I think you’re over complicating it.
This is more like what we really need.
We’d use it differently, and not so much to animate Poppy. We go through the set up check list, and then Poppy, can recognize our facial expressions. That’s a form of Machine Vision, we can use and modify to our likings. We could throw a coke can there, label it, and then Poppy could find. It’s not a facial expression to recognize but, it is an object. We might use CAD, to draw the 3D image of the object we want the robot to recognize, just to generate a proper point cloud.
It’s just that two cameras put together, can resolve a more accurate point cloud, and as a result, allow more room for the robot avoid obstacles and object oriented missions. Cleaning a toilet isn’t easy. So, think about all of the cleaners, tools, etc. you need yourself to clean it, and then step by step with just the objects and targets required.
Bottom line, in electronics, let’s say, we have a missing capacitor but, we know what frequency the circuit is tuned to, there’s a means of working the equations to find that value. This is same thing is true about all of the math the Visual System of a Robot has to do but, in reverse. So, instead of projecting two images on a screen, edge detection, give’s a fair alignment for beginning a point cloud. The point cloud, is just the way a 3D gaming engine is being used. Instead of vertexes, all you have is dots in 3D space, then you’d have the computer start drawing the vertexes. Units of measure are known within the 3D. It’s full of all approximations, and they’re probably within an 1/8th of an inch, if you looked at the resolution of 3D. It would probably only need to be as good as Quake, or Quake II. But, instead of running the game, the AI is plotting a path through obstacles, and instead of the robot making all kinds of mistakes, if it’s been in the room, and all around in it, then it already has a fairly complete 3D map, and the only things it would notice is changes since the last time it was there. It wouldn’t even ask any questions just update the map. But, a gaming AI, is enough for navigation, once you have a 3D map of a room.
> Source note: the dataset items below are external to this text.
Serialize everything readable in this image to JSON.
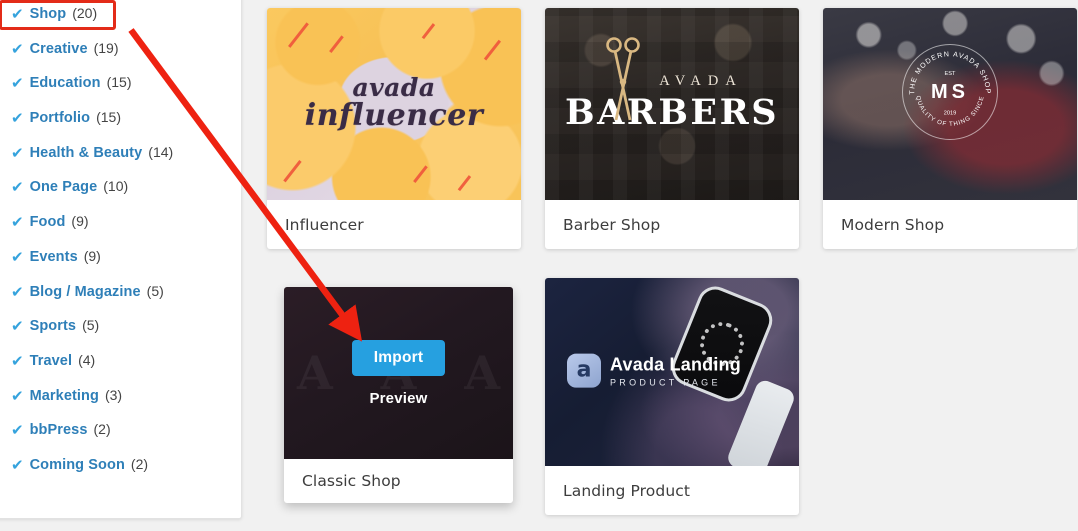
{
  "sidebar": {
    "name": "template-category-filter",
    "check_icon": "✔",
    "items": [
      {
        "label": "Shop",
        "count": "(20)",
        "selected": true
      },
      {
        "label": "Creative",
        "count": "(19)",
        "selected": false
      },
      {
        "label": "Education",
        "count": "(15)",
        "selected": false
      },
      {
        "label": "Portfolio",
        "count": "(15)",
        "selected": false
      },
      {
        "label": "Health & Beauty",
        "count": "(14)",
        "selected": false
      },
      {
        "label": "One Page",
        "count": "(10)",
        "selected": false
      },
      {
        "label": "Food",
        "count": "(9)",
        "selected": false
      },
      {
        "label": "Events",
        "count": "(9)",
        "selected": false
      },
      {
        "label": "Blog / Magazine",
        "count": "(5)",
        "selected": false
      },
      {
        "label": "Sports",
        "count": "(5)",
        "selected": false
      },
      {
        "label": "Travel",
        "count": "(4)",
        "selected": false
      },
      {
        "label": "Marketing",
        "count": "(3)",
        "selected": false
      },
      {
        "label": "bbPress",
        "count": "(2)",
        "selected": false
      },
      {
        "label": "Coming Soon",
        "count": "(2)",
        "selected": false
      }
    ]
  },
  "cards": [
    {
      "title": "Influencer",
      "thumb_kind": "influencer",
      "thumb_text": {
        "line1": "avada",
        "line2": "influencer"
      },
      "hovered": false
    },
    {
      "title": "Barber Shop",
      "thumb_kind": "barber",
      "thumb_text": {
        "line1": "AVADA",
        "line2": "BARBERS"
      },
      "hovered": false
    },
    {
      "title": "Modern Shop",
      "thumb_kind": "modern",
      "thumb_text": {
        "monogram": "MS",
        "ring_top": "THE MODERN AVADA SHOP",
        "ring_bottom": "QUALITY OF THING SINCE",
        "est": "EST",
        "year": "2019"
      },
      "hovered": false
    },
    {
      "title": "Classic Shop",
      "thumb_kind": "classic",
      "thumb_text": {
        "watermark": "A"
      },
      "hovered": true
    },
    {
      "title": "Landing Product",
      "thumb_kind": "landing",
      "thumb_text": {
        "line1": "Avada Landing",
        "line2": "PRODUCT PAGE",
        "mark": "a"
      },
      "hovered": false
    }
  ],
  "hover_overlay": {
    "import_label": "Import",
    "preview_label": "Preview"
  },
  "annotation": {
    "arrow_color": "#ee2211",
    "highlight_color": "#e32b18",
    "arrow_from": "Shop (20) filter",
    "arrow_to": "Classic Shop Import button"
  },
  "colors": {
    "page_background": "#f1f1f1",
    "panel_background": "#ffffff",
    "filter_label": "#2e7fb8",
    "filter_check": "#35a3dd",
    "filter_count": "#444444",
    "import_button": "#26a0e0",
    "card_title": "#3d3d3d"
  }
}
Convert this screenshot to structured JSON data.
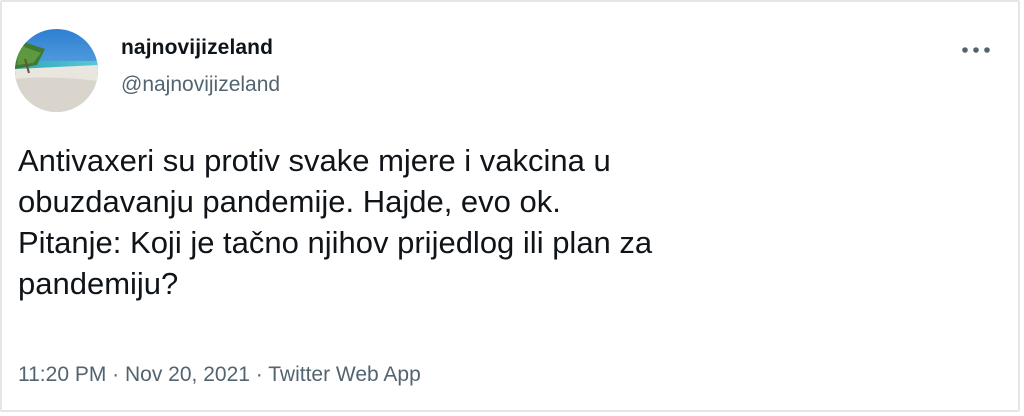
{
  "tweet": {
    "author": {
      "display_name": "najnovijizeland",
      "handle": "@najnovijizeland",
      "avatar_icon": "beach-avatar"
    },
    "more_icon": "more-horizontal-icon",
    "text_lines": [
      "Antivaxeri su protiv svake mjere i vakcina u",
      "obuzdavanju pandemije. Hajde, evo ok.",
      "Pitanje: Koji je tačno njihov prijedlog ili plan za",
      "pandemiju?"
    ],
    "time": "11:20 PM",
    "separator": " · ",
    "date": "Nov 20, 2021",
    "source": "Twitter Web App"
  },
  "colors": {
    "text_primary": "#0f1419",
    "text_secondary": "#536471",
    "border": "#e4e6e8"
  }
}
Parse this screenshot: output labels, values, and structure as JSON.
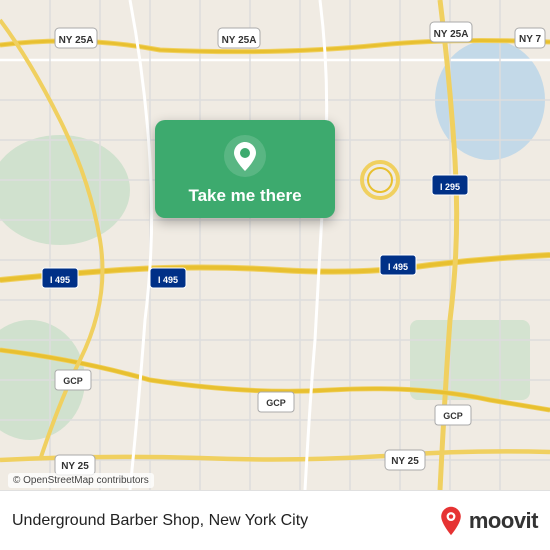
{
  "map": {
    "attribution": "© OpenStreetMap contributors"
  },
  "card": {
    "button_label": "Take me there",
    "icon_name": "location-pin-icon"
  },
  "footer": {
    "place_name": "Underground Barber Shop, New York City",
    "moovit_label": "moovit"
  }
}
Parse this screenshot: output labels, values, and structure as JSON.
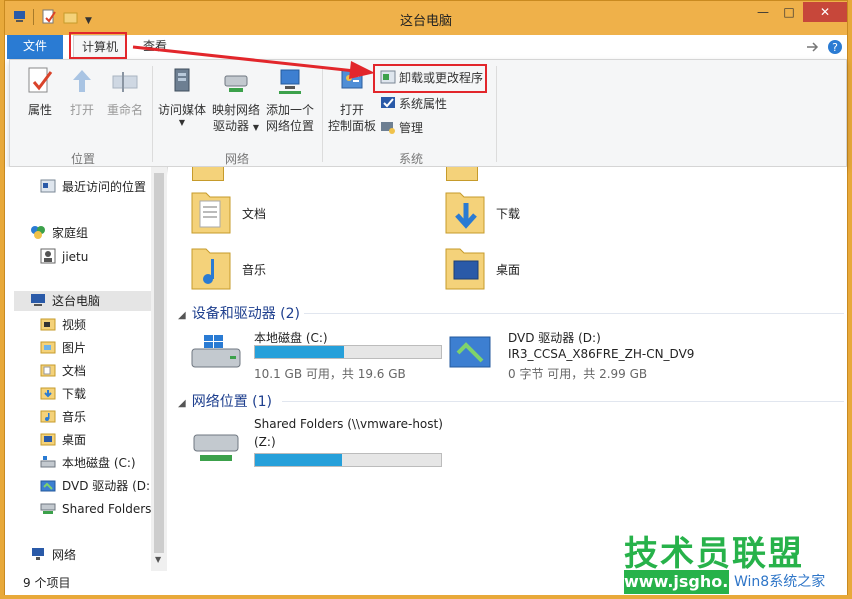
{
  "window": {
    "title": "这台电脑",
    "close_glyph": "✕",
    "restore_glyph": "□",
    "minimize_glyph": "—"
  },
  "tabs": {
    "file": "文件",
    "computer": "计算机",
    "view": "查看"
  },
  "ribbon": {
    "location": {
      "label": "位置",
      "properties": "属性",
      "open": "打开",
      "rename": "重命名"
    },
    "network": {
      "label": "网络",
      "access_media": "访问媒体",
      "map_drive_1": "映射网络",
      "map_drive_2": "驱动器",
      "add_location_1": "添加一个",
      "add_location_2": "网络位置"
    },
    "system": {
      "label": "系统",
      "open_cp_1": "打开",
      "open_cp_2": "控制面板",
      "uninstall": "卸载或更改程序",
      "sys_props": "系统属性",
      "manage": "管理"
    }
  },
  "nav": {
    "recent": "最近访问的位置",
    "homegroup": "家庭组",
    "user": "jietu",
    "this_pc": "这台电脑",
    "videos": "视频",
    "pictures": "图片",
    "documents": "文档",
    "downloads": "下载",
    "music": "音乐",
    "desktop": "桌面",
    "local_disk": "本地磁盘 (C:)",
    "dvd": "DVD 驱动器 (D:)",
    "shared": "Shared Folders",
    "network": "网络"
  },
  "content": {
    "folders": [
      {
        "label": "文档"
      },
      {
        "label": "下载"
      },
      {
        "label": "音乐"
      },
      {
        "label": "桌面"
      }
    ],
    "devices_header": "设备和驱动器 (2)",
    "network_header": "网络位置 (1)",
    "local_disk": {
      "name": "本地磁盘 (C:)",
      "free": "10.1 GB 可用，共 19.6 GB",
      "used_fraction": 0.48
    },
    "dvd": {
      "name": "DVD 驱动器 (D:)",
      "volume": "IR3_CCSA_X86FRE_ZH-CN_DV9",
      "free": "0 字节 可用，共 2.99 GB"
    },
    "shared": {
      "name_1": "Shared Folders (\\\\vmware-host)",
      "name_2": "(Z:)",
      "used_fraction": 0.47
    }
  },
  "status": {
    "items": "9 个项目"
  },
  "watermark": {
    "big": "技术员联盟",
    "url": "www.jsgho.com",
    "sub": "Win8系统之家"
  },
  "colors": {
    "accent": "#2a7bd3",
    "titlebar": "#efb14a",
    "highlight": "#e2262b",
    "bar_fill": "#26a0da",
    "watermark_green": "#27b24a"
  }
}
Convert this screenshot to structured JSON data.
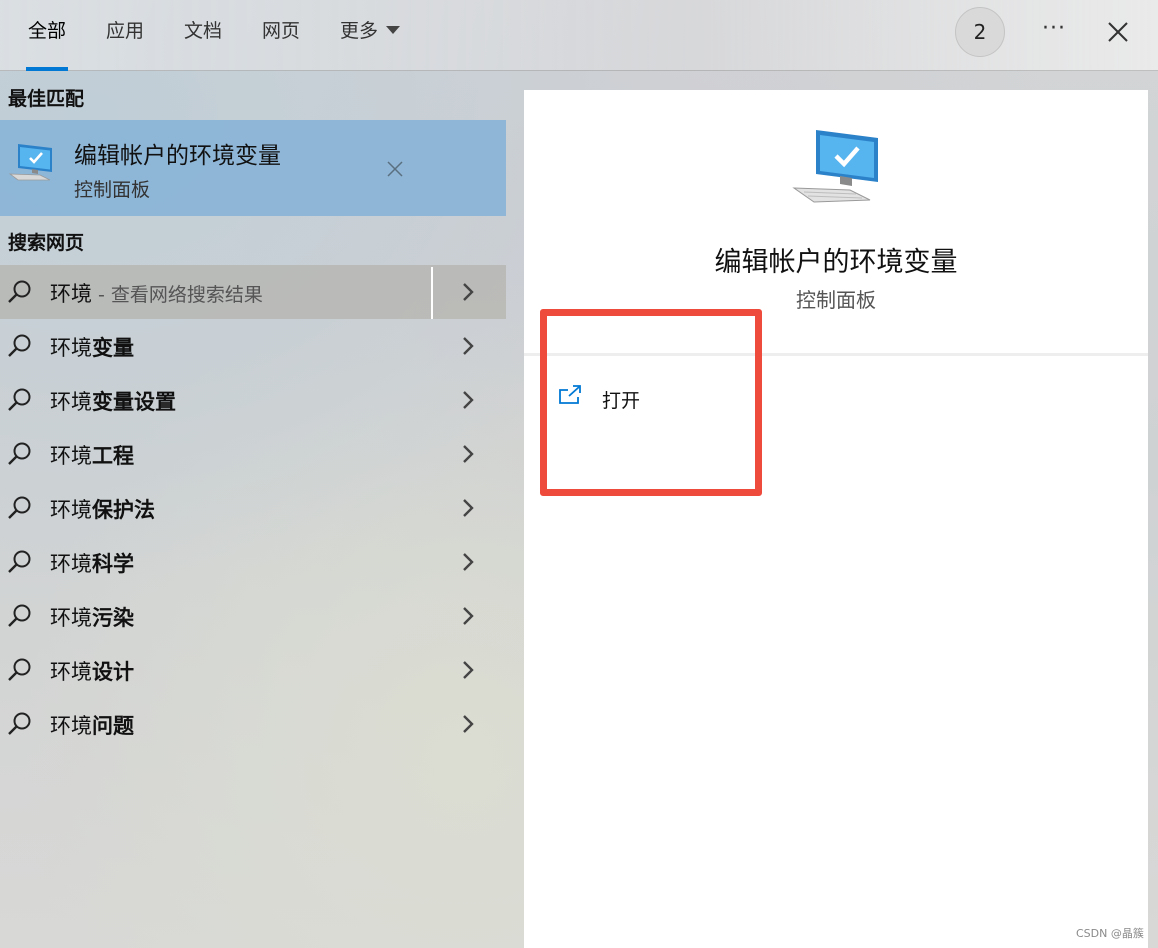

Most of the software, already exists, it’s just that the pieces we need, aren’t all of the pieces that they need.
For now, the best example is ASIMO’s greeting/dismissal, where it just bows politely. He could stand too close, or too far away, and even though we feel it’s just being polite, we’re probably more lucky not to bump heads.
But, one of the first bugs that this software would have presented, is already a solution. The problem it would have had, just in it’s very beginnings as a program is really a solution we need. That would be when it first 3D mapped properly, it would have mapped the whole image. There’s the room we need for navigation.